A l’annonce des résultats par la présidente (Renaissance) du Congrès, Yaël Braun-Pivet, l’exultation des parlementaires était à la hauteur de la portée historique et symbolique d’un tel vote. « Fierté française, message universel », s’est félicité, sur X, le chef de l’Etat, Emmanuel Macron, peu après le vote positif des députés et des sénateurs. La France devient ainsi le premier pays au monde à inscrire formellement l’IVG dans sa Constitution.

Ce scrutin est l’aboutissement d’un processus parlementaire de dix-huit mois au cours duquel de nombreux élus, relais des associations féministes, ont redoublé d’engagement pour défendre l’inscription dans la Loi fondamentale de la liberté des femmes à disposer de leur corps. Et, pour la première fois de l’histoire, une femme, en l’occurrence la présidente de l’Assemblée nationale, Yaël Braun-Pivet, présidait une réunion du Congrès, de surcroît pour une révision constitutionnelle intervenant près de cinquante après le vote de la loi Veil, qui avait à l’époque légalisé le recours à l’IVG. Ce que n’a pas manqué de souligner Mme Braun-Pivet, s’adressant « aux femmes du monde » : « Nous disons que nous les soutiendrons et que nous serons toujours à leurs côtés. »

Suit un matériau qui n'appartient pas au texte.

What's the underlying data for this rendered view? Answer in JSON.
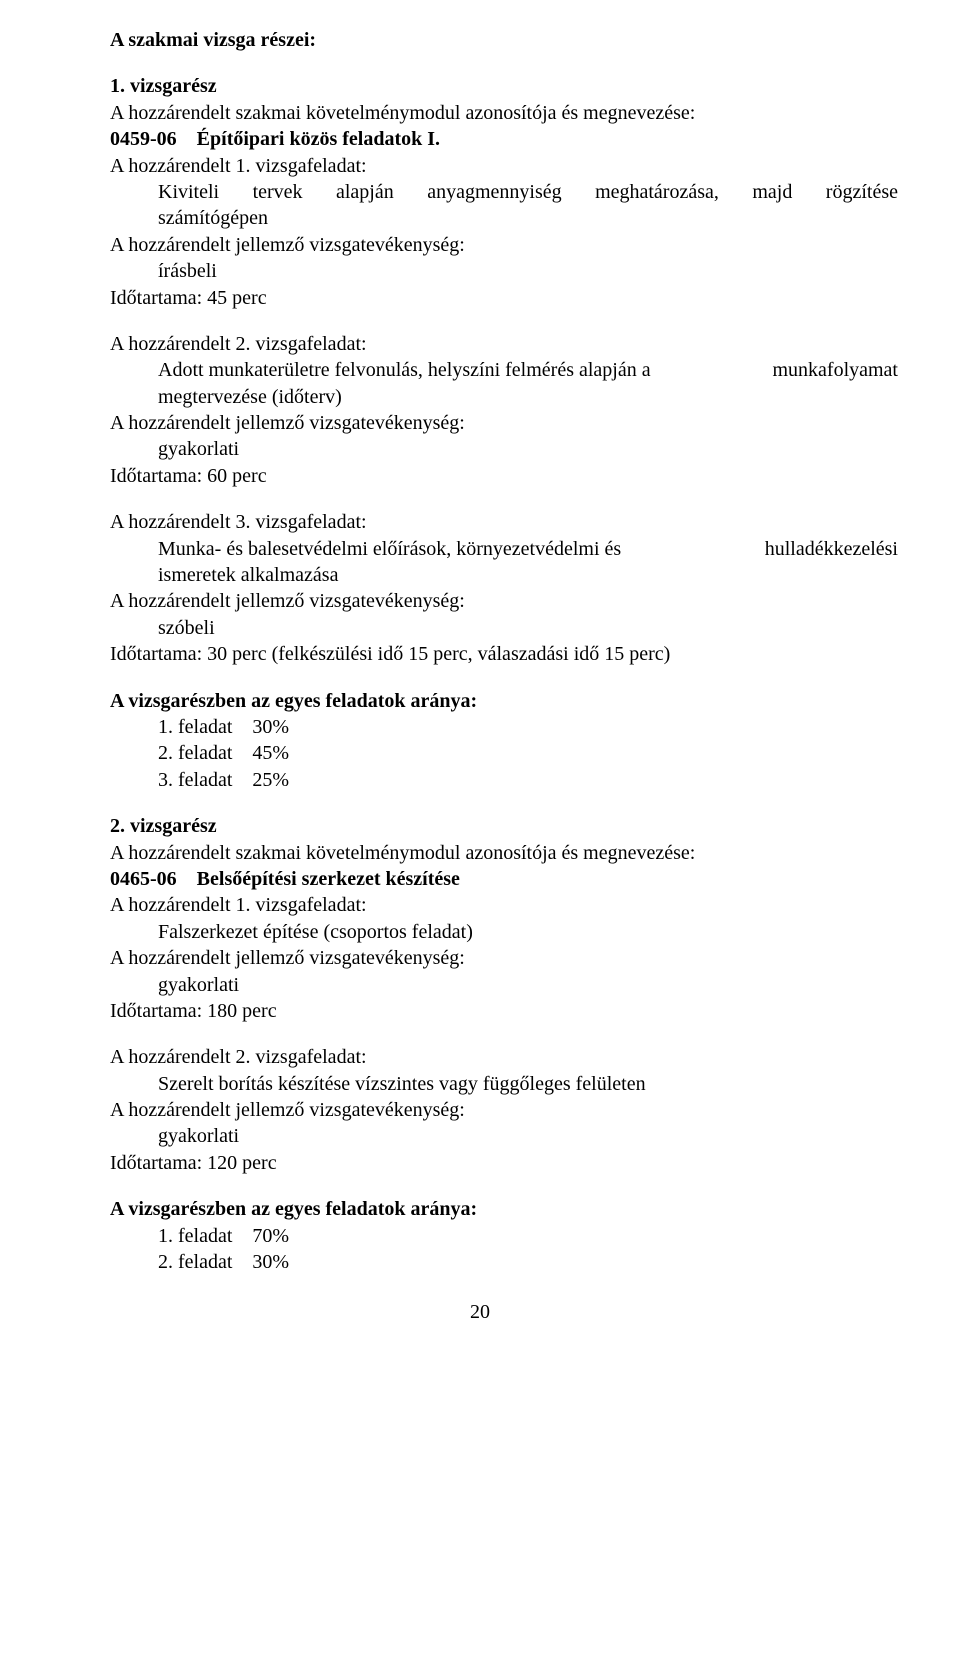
{
  "title": "A szakmai vizsga részei:",
  "part1": {
    "heading": "1. vizsgarész",
    "mod_line": "A hozzárendelt szakmai követelménymodul azonosítója és megnevezése:",
    "mod_code": "0459-06",
    "mod_name": "Építőipari közös feladatok I.",
    "task1": {
      "head": "A hozzárendelt 1. vizsgafeladat:",
      "desc_l": "Kiviteli",
      "desc_m1": "tervek",
      "desc_m2": "alapján",
      "desc_m3": "anyagmennyiség",
      "desc_m4": "meghatározása,",
      "desc_m5": "majd",
      "desc_r": "rögzítése",
      "desc2": "számítógépen",
      "act_label": "A hozzárendelt jellemző vizsgatevékenység:",
      "act": "írásbeli",
      "dur": "Időtartama:  45 perc"
    },
    "task2": {
      "head": "A hozzárendelt 2. vizsgafeladat:",
      "desc_l": "Adott munkaterületre felvonulás, helyszíni felmérés alapján a",
      "desc_r": "munkafolyamat",
      "desc2": "megtervezése (időterv)",
      "act_label": "A hozzárendelt jellemző vizsgatevékenység:",
      "act": "gyakorlati",
      "dur": "Időtartama:  60 perc"
    },
    "task3": {
      "head": "A hozzárendelt 3. vizsgafeladat:",
      "desc_l": "Munka- és balesetvédelmi előírások, környezetvédelmi és",
      "desc_r": "hulladékkezelési",
      "desc2": "ismeretek alkalmazása",
      "act_label": "A hozzárendelt jellemző vizsgatevékenység:",
      "act": "szóbeli",
      "dur": "Időtartama:  30 perc (felkészülési idő 15 perc, válaszadási idő 15 perc)"
    },
    "ratios": {
      "heading": "A vizsgarészben az egyes feladatok aránya:",
      "rows": [
        {
          "label": "1. feladat",
          "val": "30%"
        },
        {
          "label": "2. feladat",
          "val": "45%"
        },
        {
          "label": "3. feladat",
          "val": "25%"
        }
      ]
    }
  },
  "part2": {
    "heading": "2. vizsgarész",
    "mod_line": "A hozzárendelt szakmai követelménymodul azonosítója és megnevezése:",
    "mod_code": "0465-06",
    "mod_name": "Belsőépítési szerkezet készítése",
    "task1": {
      "head": "A hozzárendelt 1. vizsgafeladat:",
      "desc": "Falszerkezet építése (csoportos feladat)",
      "act_label": "A hozzárendelt jellemző vizsgatevékenység:",
      "act": "gyakorlati",
      "dur": "Időtartama:  180 perc"
    },
    "task2": {
      "head": "A hozzárendelt 2. vizsgafeladat:",
      "desc": "Szerelt borítás készítése vízszintes vagy függőleges felületen",
      "act_label": "A hozzárendelt jellemző vizsgatevékenység:",
      "act": "gyakorlati",
      "dur": "Időtartama:  120 perc"
    },
    "ratios": {
      "heading": "A vizsgarészben az egyes feladatok aránya:",
      "rows": [
        {
          "label": "1. feladat",
          "val": "70%"
        },
        {
          "label": "2. feladat",
          "val": "30%"
        }
      ]
    }
  },
  "page_number": "20"
}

Emmanuel Macron avait fait de cette réforme l’une des promesses phares du volet sociétal de sa politique ces derniers mois, embrassant les différentes initiatives parlementaires de la gauche, soutenue par la majorité. La formulation de «liberté garantie» à l’IVG est l’aboutissement de longs débats au Parlement et particulièrement au Sénat, où le président Gérard Larcher et une partie de la droite étaient réticents. Le chef des députés LR Olivier Marleix a pointé le «risque» de créer «un droit absolu». Mais «nous devons (ce vote) à la liberté des femmes», a-t-il concédé, reconnaissant les «menaces» planant sur l’avortement dans le monde.